Great link. This is part of a larger problem at the state and local level created by the federal tax treatment of government bonds. Because muni bonds are tax-free, they are a cheaper way of financing projects such as stadiums, convention centers, industrial parks, and the like than is typically available to private developers. (It actually doesn't benefit investors much, if at all, because the interest rates fall to compensate for the lower tax.) So private firms connive with governments to create public-private partnerships, faux nonprofits, "tax-increment-financing districts," revenue-bond authorities, and other shams to extend the government's bonding authority to private ventures. This inevitably gets governments involved what they shouldn't be, plus it invites a large degree of corruption into the political system (as if another such invitation were needed). It's all a great argument for a tax reform that eliminates the tax-free status of muni bonds -- or makes all bond tax-free, either way.
Rex Stetson, what job have YOU got that requires so little of you that you can blog all day?
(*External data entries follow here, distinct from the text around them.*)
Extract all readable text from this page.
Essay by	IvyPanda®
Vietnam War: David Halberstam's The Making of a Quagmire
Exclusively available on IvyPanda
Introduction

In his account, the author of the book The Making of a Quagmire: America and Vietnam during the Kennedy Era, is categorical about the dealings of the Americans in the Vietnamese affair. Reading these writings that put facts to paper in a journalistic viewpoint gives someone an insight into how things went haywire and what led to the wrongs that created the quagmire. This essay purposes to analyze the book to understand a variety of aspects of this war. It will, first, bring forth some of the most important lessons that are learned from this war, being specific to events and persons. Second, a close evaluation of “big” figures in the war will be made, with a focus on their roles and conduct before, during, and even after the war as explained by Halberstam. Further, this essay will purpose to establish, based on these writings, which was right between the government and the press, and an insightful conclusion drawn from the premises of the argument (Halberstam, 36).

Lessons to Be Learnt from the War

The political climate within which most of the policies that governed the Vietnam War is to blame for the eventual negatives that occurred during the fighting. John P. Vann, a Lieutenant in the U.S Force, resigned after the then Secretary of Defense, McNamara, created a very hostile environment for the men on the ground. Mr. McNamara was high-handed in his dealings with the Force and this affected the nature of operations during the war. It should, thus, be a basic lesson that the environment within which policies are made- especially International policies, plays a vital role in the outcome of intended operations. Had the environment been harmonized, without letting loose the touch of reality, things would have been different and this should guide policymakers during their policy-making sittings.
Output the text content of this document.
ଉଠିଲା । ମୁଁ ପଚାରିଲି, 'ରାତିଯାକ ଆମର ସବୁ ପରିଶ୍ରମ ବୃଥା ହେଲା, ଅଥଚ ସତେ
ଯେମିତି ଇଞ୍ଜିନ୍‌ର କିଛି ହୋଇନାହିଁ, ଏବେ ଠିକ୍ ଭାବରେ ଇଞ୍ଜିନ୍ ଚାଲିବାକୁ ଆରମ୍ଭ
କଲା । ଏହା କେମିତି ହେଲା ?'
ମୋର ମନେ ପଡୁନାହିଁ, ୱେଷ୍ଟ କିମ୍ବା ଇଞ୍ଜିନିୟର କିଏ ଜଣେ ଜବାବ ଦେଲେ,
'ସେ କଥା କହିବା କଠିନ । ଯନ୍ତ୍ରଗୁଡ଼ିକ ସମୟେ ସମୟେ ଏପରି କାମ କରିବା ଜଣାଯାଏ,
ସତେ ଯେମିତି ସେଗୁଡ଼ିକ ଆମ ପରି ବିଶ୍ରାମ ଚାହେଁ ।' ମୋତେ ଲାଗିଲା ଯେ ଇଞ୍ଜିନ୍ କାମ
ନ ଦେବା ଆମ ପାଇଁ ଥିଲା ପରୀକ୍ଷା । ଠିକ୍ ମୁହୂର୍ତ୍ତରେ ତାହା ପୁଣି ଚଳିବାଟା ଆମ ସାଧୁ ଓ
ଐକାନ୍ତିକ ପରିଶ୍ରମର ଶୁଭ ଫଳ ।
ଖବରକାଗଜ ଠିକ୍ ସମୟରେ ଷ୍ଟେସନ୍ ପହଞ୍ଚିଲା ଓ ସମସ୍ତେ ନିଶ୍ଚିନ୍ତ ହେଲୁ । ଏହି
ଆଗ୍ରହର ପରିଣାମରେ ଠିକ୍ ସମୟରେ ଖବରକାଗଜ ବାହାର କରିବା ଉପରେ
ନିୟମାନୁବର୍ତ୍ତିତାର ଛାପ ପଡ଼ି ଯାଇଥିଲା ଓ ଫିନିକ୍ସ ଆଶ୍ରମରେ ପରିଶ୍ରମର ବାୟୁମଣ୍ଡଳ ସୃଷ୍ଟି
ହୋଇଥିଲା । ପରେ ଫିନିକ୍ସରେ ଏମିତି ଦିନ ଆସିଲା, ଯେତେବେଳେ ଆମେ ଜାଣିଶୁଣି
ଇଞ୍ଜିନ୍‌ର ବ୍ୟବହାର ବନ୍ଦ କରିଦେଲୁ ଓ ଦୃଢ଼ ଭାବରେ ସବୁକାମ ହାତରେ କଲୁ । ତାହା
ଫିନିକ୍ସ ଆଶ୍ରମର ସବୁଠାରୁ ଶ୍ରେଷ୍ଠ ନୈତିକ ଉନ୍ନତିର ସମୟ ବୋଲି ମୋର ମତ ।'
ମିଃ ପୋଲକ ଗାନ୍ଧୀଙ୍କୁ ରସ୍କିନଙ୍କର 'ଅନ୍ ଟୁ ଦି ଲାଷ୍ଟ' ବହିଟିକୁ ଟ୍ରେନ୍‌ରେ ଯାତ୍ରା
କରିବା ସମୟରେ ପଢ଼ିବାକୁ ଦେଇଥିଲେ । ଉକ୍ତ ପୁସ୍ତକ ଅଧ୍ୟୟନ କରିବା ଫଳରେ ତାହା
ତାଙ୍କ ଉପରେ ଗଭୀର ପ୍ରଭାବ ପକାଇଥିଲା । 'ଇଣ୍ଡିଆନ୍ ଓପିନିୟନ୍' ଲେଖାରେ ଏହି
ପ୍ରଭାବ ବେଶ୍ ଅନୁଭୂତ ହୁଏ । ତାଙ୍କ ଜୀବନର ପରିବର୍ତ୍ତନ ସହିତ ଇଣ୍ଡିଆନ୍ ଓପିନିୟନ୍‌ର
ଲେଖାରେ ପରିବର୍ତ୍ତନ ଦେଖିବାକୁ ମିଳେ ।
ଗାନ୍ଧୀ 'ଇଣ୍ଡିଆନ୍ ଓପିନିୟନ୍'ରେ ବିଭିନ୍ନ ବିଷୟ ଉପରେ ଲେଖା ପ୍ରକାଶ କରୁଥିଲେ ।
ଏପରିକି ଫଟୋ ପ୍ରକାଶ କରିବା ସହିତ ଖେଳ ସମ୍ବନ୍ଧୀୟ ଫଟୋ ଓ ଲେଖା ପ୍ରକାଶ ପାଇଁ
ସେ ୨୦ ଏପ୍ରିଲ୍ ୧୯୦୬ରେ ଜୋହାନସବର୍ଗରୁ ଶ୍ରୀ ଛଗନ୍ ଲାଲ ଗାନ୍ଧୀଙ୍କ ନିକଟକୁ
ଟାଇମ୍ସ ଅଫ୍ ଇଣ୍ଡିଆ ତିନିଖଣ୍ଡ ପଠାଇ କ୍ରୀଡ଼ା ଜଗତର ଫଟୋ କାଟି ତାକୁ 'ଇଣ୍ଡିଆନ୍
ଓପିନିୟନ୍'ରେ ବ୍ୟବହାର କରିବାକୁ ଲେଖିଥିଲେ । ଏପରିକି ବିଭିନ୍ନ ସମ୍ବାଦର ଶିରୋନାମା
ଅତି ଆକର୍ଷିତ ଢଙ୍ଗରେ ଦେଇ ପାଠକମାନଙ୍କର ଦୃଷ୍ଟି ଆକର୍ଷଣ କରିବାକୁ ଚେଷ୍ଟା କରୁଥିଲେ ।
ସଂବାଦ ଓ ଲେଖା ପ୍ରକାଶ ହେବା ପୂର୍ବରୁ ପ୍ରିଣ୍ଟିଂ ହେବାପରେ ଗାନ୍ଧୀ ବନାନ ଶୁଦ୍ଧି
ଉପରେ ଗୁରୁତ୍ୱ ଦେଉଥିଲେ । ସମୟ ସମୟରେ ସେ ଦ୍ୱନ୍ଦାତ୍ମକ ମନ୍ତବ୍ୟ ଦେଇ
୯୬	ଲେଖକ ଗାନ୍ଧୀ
The biggest insult is not that munis build these playpens for filthy rich owners, it's that they then turn over all the profits derived from said playpen to the owner ( i.e. parking, concessions, etc.). Then, in a few years, when some other owner has figured out a new way to fleece an extra nickel out of his local/state government, all the other fatcats hold their breaths until they get the same breaks, or better yet, threaten to move out. Time to cut the umbilical.
In spite of what Huckabee wants to hide, we can get the information from the AK IDC via the FOIA.
I live in Arkansas, where a highly ethical Baptist preacher currently "serves" as governor. I know he's highly ethical, because he constantly proclaims it, and goes into a snit when anybody draws attention to all the gifts he receives from his wealthy patrons. Governor Huckabee ordered the Arkansas Industrial Development Commission not to release information to the public on corporate welfare deals they cut with companies looking to relocate to the state, because it would have a "chilling effect" on investment.